Mark Teixeira vs. Jason Giambi: How is the 8-Year Deal Going?

Remember him?

The Yankees have had two mainstays at first base over the last decade: Jason Giambi and Mark Teixeira. Both were free agents that signed long-term deals for more than $100M. Giambi was supposed to bring one of the best bats in the league while Tex was supposed to bring an excellent all-around game.

One discouraging fact is that they both declined in their first three seasons in pinstripes. Giambi - who had an incredible 198 OPS+ in his last season in Oakland (2001) - went down to 90 in 2004. Tex went from a 152 OPS+ in '08 to 117 last year. Is it merely that they were both on the wrong side of 30? Did they get pull happy in Yankee Stadium? Did defenses get wise to their hitting tendencies?

Giambi's OPS+ his first three Yankee years: 147

bWAR: 11.7

Tex's OPS+ his first three Yankee years: 128

bWAR: 12

Giambi only played 80 games in his third year (2004). If he'd been healthy, his WAR would certainly be higher than Tex's, but to his credit, Tex has been and should continue to be healthy. He's made up for his (relative) lack of hitting via health (400 more PA) and defense (20 runs better than Giambi) over the aforementioned time spans. In fact, Tex hasn't played fewer than 145 games in any season of his entire nine-year big league career. Giambi, who we've come to think of as a chronically injured player, had been very healthy before '04, averaging 150 games the previous six seasons. So who's to say Tex won't become injury prone? Giambi appeared to be rolling along, then all of sudden couldn't stay healthy. In hindsight, it seems that PEDs may have played a part, but can we assume Tex is totally clean?

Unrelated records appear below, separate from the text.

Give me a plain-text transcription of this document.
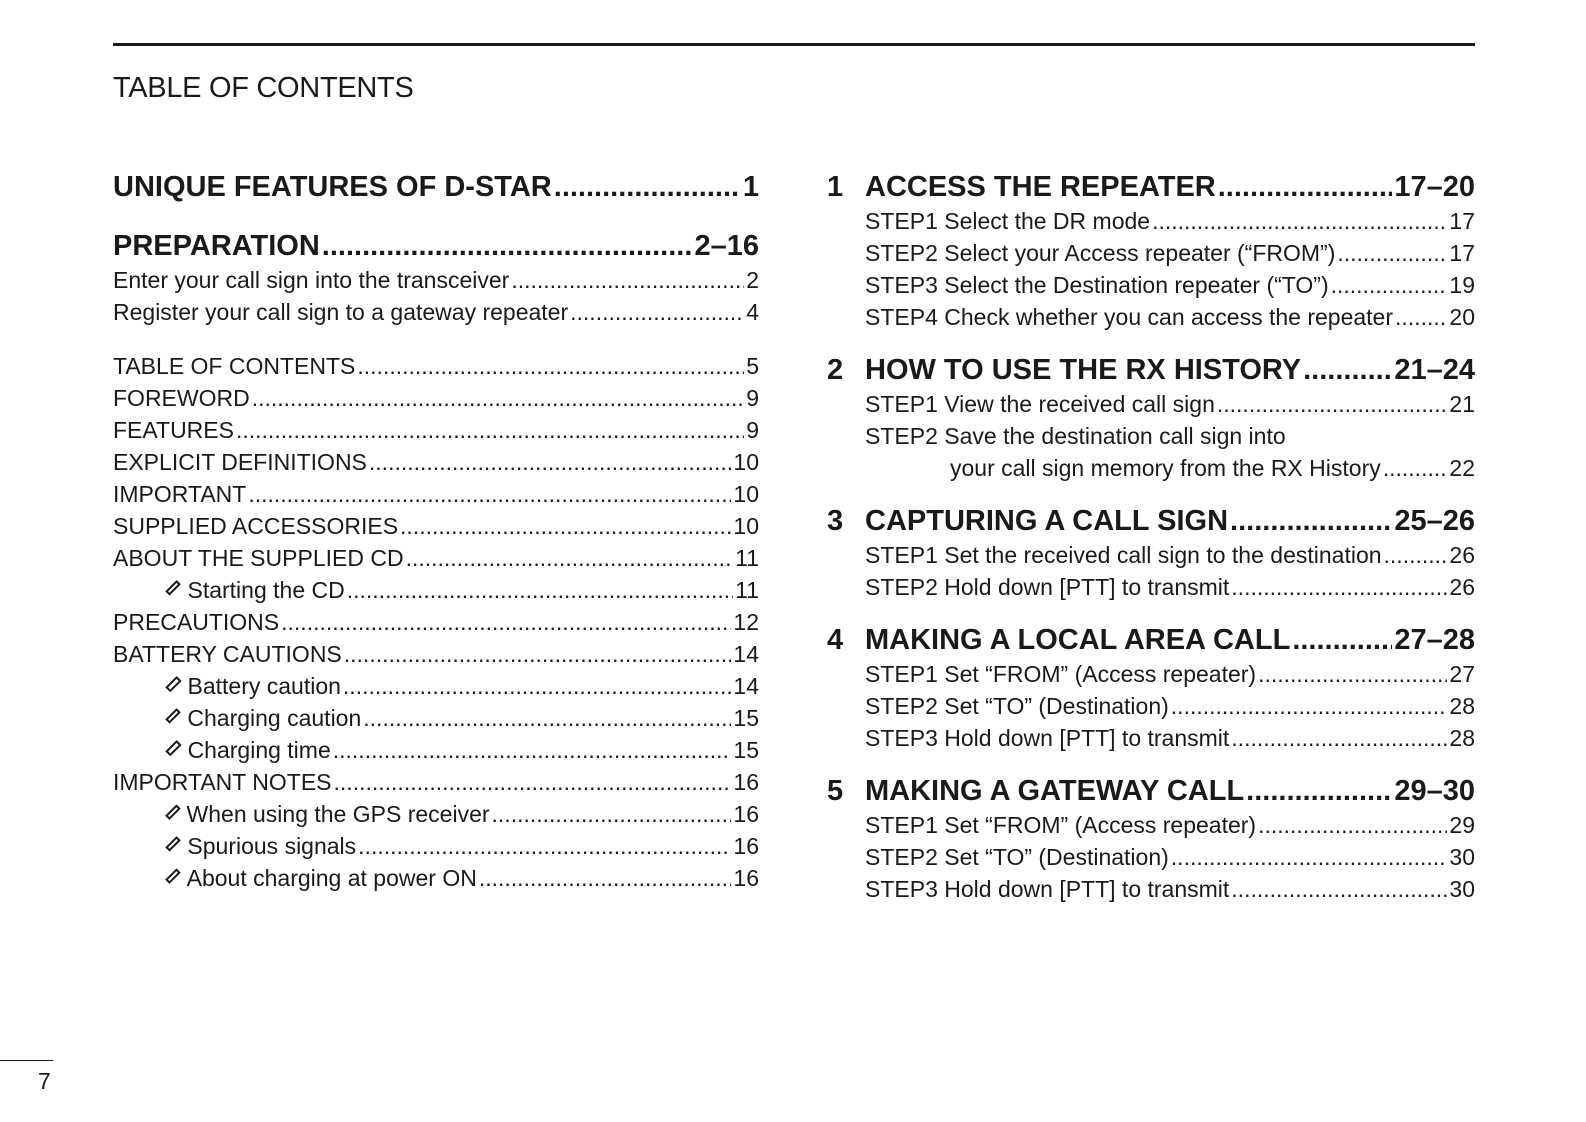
TABLE OF CONTENTS
UNIQUE FEATURES OF D-STAR .....	1
PREPARATION .....	2–16
Enter your call sign into the transceiver .....	2
Register your call sign to a gateway repeater .....	4
TABLE OF CONTENTS .....	5
FOREWORD .....	9
FEATURES .....	9
EXPLICIT DEFINITIONS .....	10
IMPORTANT .....	10
SUPPLIED ACCESSORIES .....	10
ABOUT THE SUPPLIED CD .....	11
Starting the CD .....	11
PRECAUTIONS .....	12
BATTERY CAUTIONS .....	14
Battery caution .....	14
Charging caution .....	15
Charging time .....	15
IMPORTANT NOTES .....	16
When using the GPS receiver .....	16
Spurious signals .....	16
About charging at power ON .....	16
1 ACCESS THE REPEATER .....	17–20
STEP1 Select the DR mode .....	17
STEP2 Select your Access repeater (“FROM”) .....	17
STEP3 Select the Destination repeater (“TO”) .....	19
STEP4 Check whether you can access the repeater ..... 20
2 HOW TO USE THE RX HISTORY .....	21–24
STEP1 View the received call sign .....	21
STEP2 Save the destination call sign into
your call sign memory from the RX History .....	22
3 CAPTURING A CALL SIGN .....	25–26
STEP1 Set the received call sign to the destination .....	26
STEP2 Hold down [PTT] to transmit .....	26
4 MAKING A LOCAL AREA CALL .....	27–28
STEP1 Set “FROM” (Access repeater) .....	27
STEP2 Set “TO” (Destination) .....	28
STEP3 Hold down [PTT] to transmit .....	28
5 MAKING A GATEWAY CALL .....	29–30
STEP1 Set “FROM” (Access repeater) .....	29
STEP2 Set “TO” (Destination) .....	30
STEP3 Hold down [PTT] to transmit .....	30
7
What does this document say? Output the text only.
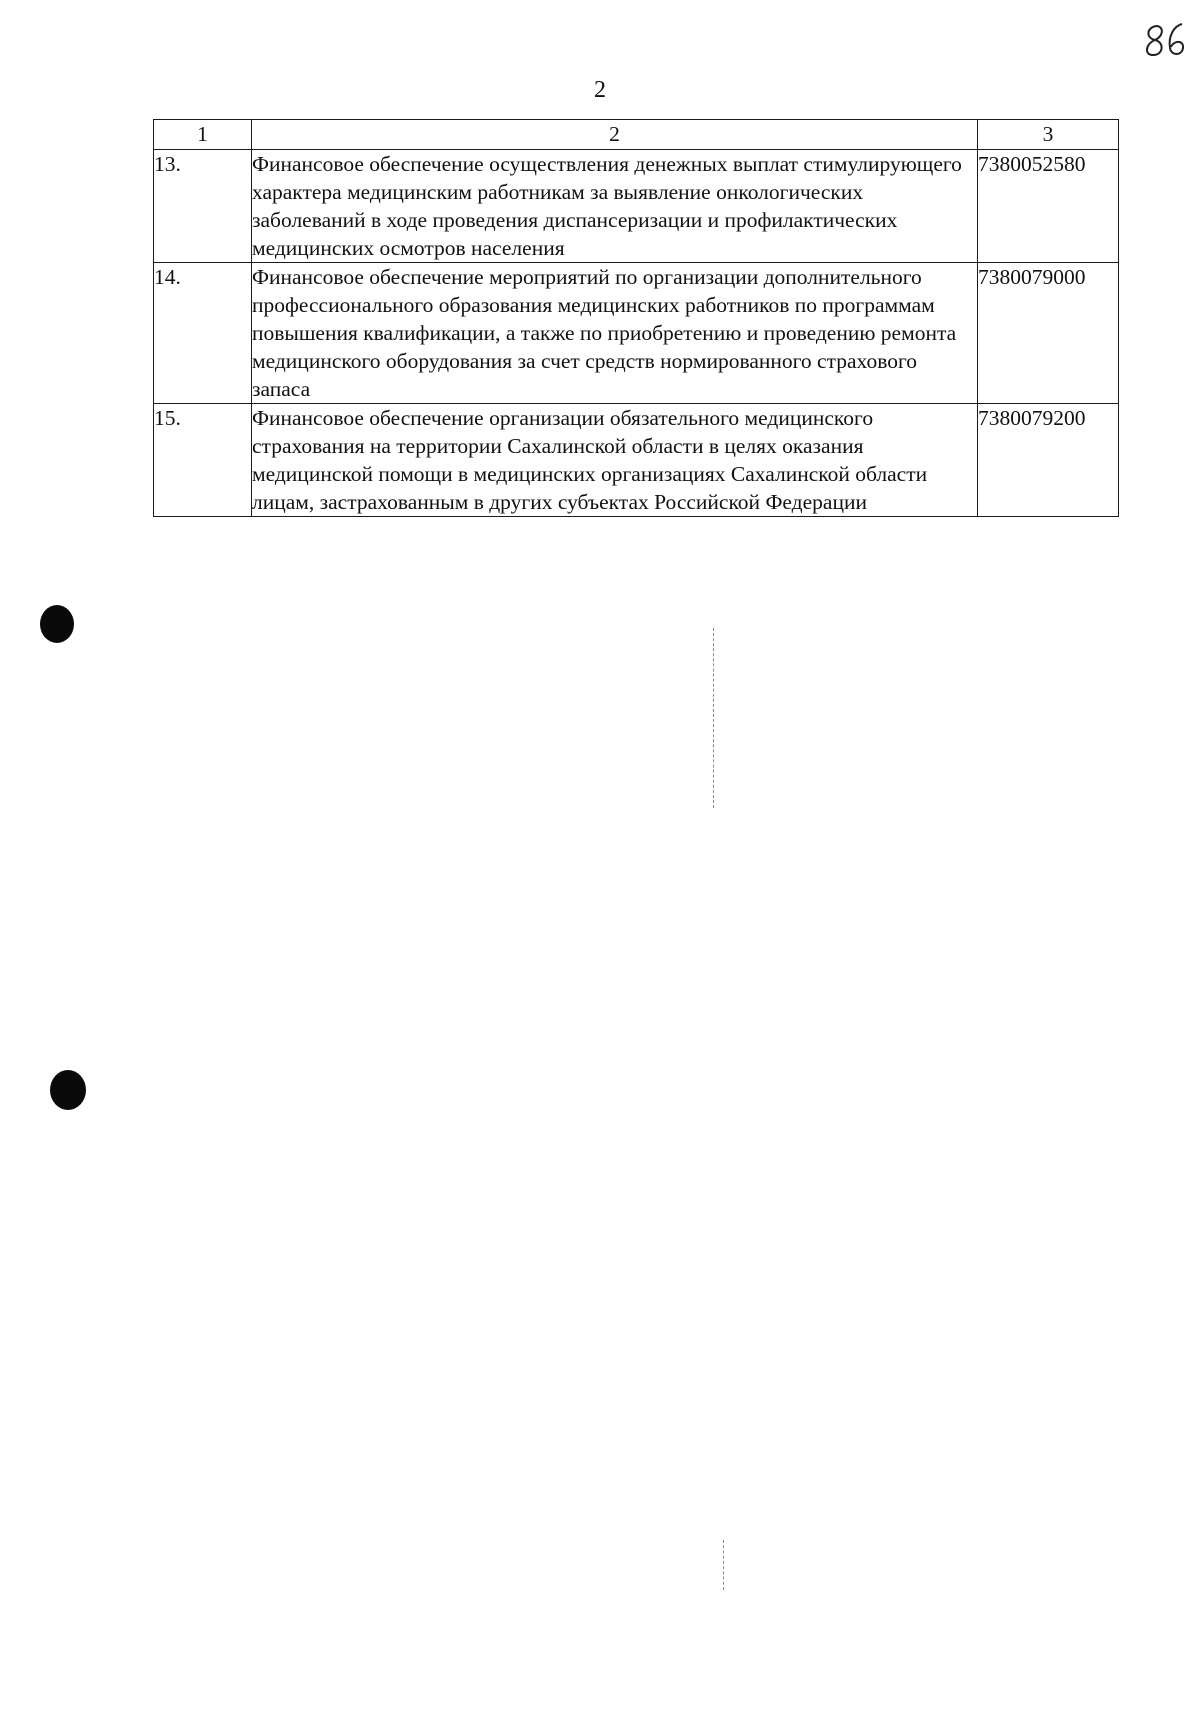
2
1	2	3
13.	Финансовое обеспечение осуществления денежных выплат стимулирующего характера медицинским работникам за выявление онкологических заболеваний в ходе проведения диспансеризации и профилактических медицинских осмотров населения	7380052580
14.	Финансовое обеспечение мероприятий по организации дополнительного профессионального образования медицинских работников по программам повышения квалификации, а также по приобретению и проведению ремонта медицинского оборудования за счет средств нормированного страхового запаса	7380079000
15.	Финансовое обеспечение организации обязательного медицинского страхования на территории Сахалинской области в целях оказания медицинской помощи в медицинских организациях Сахалинской области лицам, застрахованным в других субъектах Российской Федерации	7380079200
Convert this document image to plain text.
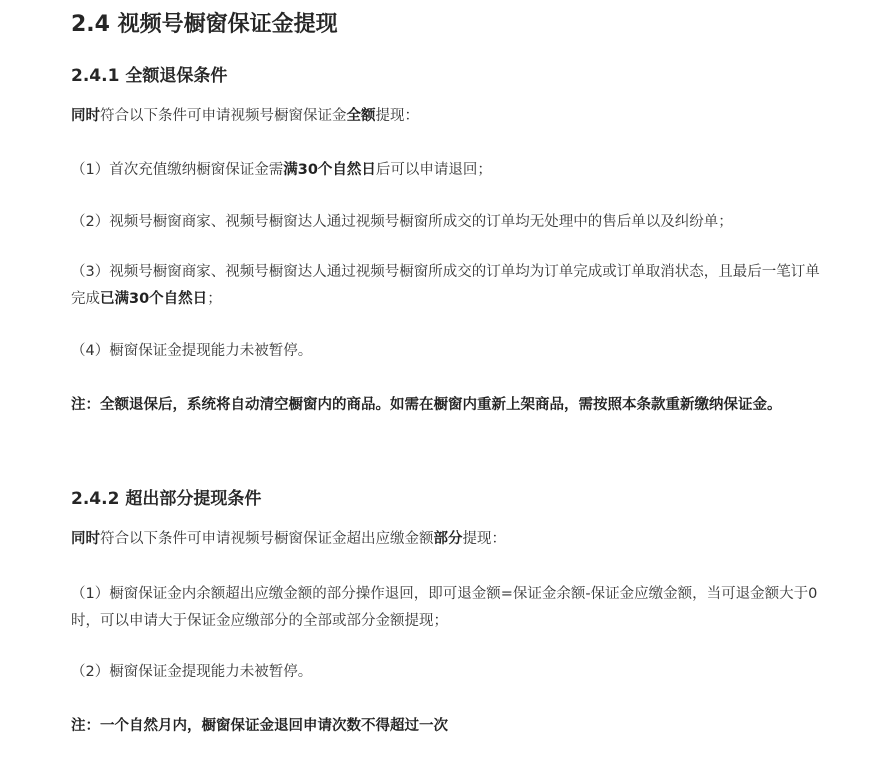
2.4 视频号橱窗保证金提现
2.4.1 全额退保条件

同时符合以下条件可申请视频号橱窗保证金全额提现：

（1）首次充值缴纳橱窗保证金需满30个自然日后可以申请退回；

（2）视频号橱窗商家、视频号橱窗达人通过视频号橱窗所成交的订单均无处理中的售后单以及纠纷单；

（3）视频号橱窗商家、视频号橱窗达人通过视频号橱窗所成交的订单均为订单完成或订单取消状态，且最后一笔订单完成已满30个自然日；

（4）橱窗保证金提现能力未被暂停。

注：全额退保后，系统将自动清空橱窗内的商品。如需在橱窗内重新上架商品，需按照本条款重新缴纳保证金。

2.4.2 超出部分提现条件

同时符合以下条件可申请视频号橱窗保证金超出应缴金额部分提现：

（1）橱窗保证金内余额超出应缴金额的部分操作退回，即可退金额=保证金余额-保证金应缴金额，当可退金额大于0时，可以申请大于保证金应缴部分的全部或部分金额提现；

（2）橱窗保证金提现能力未被暂停。

注：一个自然月内，橱窗保证金退回申请次数不得超过一次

Giambi's bat declined his first three years in the Bronx, just like Tex, but he rebounded big time his fourth year. It would be amazing if Tex could maintain his current batting line (126 OPS+ before last night), which has also declined each of the last three years.

What about Tex's peripherals? So far, he's striking out far less than normal, but also walking less. His Yankee peripherals (groundball, flyball and line drive rates) are all in line with his pre-New York days, but there's a noticeable dip in BABIP. Empirically, it seems that opposing defenses are employing a shift against him (as a left-handed batter) far more than they used to, which could explain the decline in OPS+ while maintaining the same peripherals.*

Tex has been worth $55.3M since joining the Yanks (per FanGraphs), a bit less than what he's been paid ($62.5M). I believe, however, that 2012 will be far closer to '09 and '10 than '11. His BABIP hit a career low last year (despite otherwise normal peripherals); that should regress to normal this season (it has so far). And while Giambi's health continued to decline into the latter part of his contract, Tex should remain healthy and provide value via defense, something Giambi never did.

* Unfortunately, batted-ball peripherals don't go back to Giambi's (original) Oakland days.